Adiós al olor de pies: los consejos de los podólogos para mantener los pies frescos
La higiene y la elección adecuada de calzado es fundamental
El olor de pies es una afección muy común. Aunque por lo general no suele representar un riesgo importante para la salud, resulta muy incómodo en el día a día y genera situaciones embarazosas.
Prevenir este problema es posible siguiendo numerosos hábitos sencillos respaldados por los podólogos.
La importancia de la higiene
Según los expertos en podología, es fundamental lavarse los pies todos los días. No basta con dejar que el agua y el jabón de la ducha caigan sobre ellos; sino que es necesario frotarlos bien, prestando especial atención al espacio entre los dedos, que es donde más se acumula la humedad.
Tras el lavado, no hay que olvidar secar bien los pies usando una toalla limpia, ya que esto evitará el el desarrollo de microorganismos.
Asimismo, la higiene debe complementarse con un adecuado cuidado de las uñas, manteniéndolas cortas y limpias, ya que las bacterias y los hongos tienden a proliferar bajo ellas.
Calzado y los calcetines adecuados
El tipo de calzado tiene una influencia directa sobre la aparición de malos olores.
Los zapatos fabricados con materiales sintéticos o plásticos impiden la evaporación del sudor, creando un "efecto invernadero" en el pie.

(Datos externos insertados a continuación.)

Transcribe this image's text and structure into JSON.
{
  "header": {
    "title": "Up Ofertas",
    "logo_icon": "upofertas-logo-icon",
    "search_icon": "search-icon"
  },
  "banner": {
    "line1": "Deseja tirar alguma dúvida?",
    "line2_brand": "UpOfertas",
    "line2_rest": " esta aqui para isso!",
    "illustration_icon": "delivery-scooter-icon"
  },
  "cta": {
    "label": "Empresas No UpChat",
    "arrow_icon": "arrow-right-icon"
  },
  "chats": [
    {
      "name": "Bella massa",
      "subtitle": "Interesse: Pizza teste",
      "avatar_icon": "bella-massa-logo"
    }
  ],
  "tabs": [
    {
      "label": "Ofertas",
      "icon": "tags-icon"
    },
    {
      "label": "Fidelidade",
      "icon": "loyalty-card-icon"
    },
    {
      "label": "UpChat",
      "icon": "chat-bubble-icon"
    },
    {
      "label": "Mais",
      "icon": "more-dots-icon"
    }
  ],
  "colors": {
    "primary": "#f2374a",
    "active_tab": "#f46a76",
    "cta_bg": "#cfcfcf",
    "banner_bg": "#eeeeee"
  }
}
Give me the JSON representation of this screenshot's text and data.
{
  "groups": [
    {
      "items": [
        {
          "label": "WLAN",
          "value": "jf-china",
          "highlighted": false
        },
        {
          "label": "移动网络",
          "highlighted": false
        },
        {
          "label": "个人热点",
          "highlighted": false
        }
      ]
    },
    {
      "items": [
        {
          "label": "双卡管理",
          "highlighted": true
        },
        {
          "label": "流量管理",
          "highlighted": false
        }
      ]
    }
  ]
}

Por ello, se recomienda elegir zapatos fabricados con materiales transpirables, así como dejar que el calzado se ventile al menos 24 horas antes de volver a usarlo.
Por su parte, los calcetines también desempeñan un papel muy importante. Los elaborados con fibras sintéticas atrapan el sudor y agravan el problema. En su lugar, es preferible optar por calcetines fabricados con materiales naturales, como el algodón o la lana, que favorecen una mejor absorción del sudor y permiten una mayor ventilación del pie a lo largo de la jornada.
Usar bicarbonato de sodio
Entre las medidas recomendadas para quienes buscan un remedio casero y efectivo figura el uso de bicarbonato de sodio. Este compuesto destaca por sus propiedades antibacterianas y su capacidad para regular el pH de la piel.
Sumergir los pies en agua tibia con un par de cucharadas de bicarbonato durante 15-20 minutos puede ayudar a neutralizar los olores de forma inmediata y a reducir la presencia de bacterias. Realizar este baño de pies de manera regular, combinado con las pautas de calzado e higiene, marcará una diferencia definitiva para mantener los pies frescos y saludables.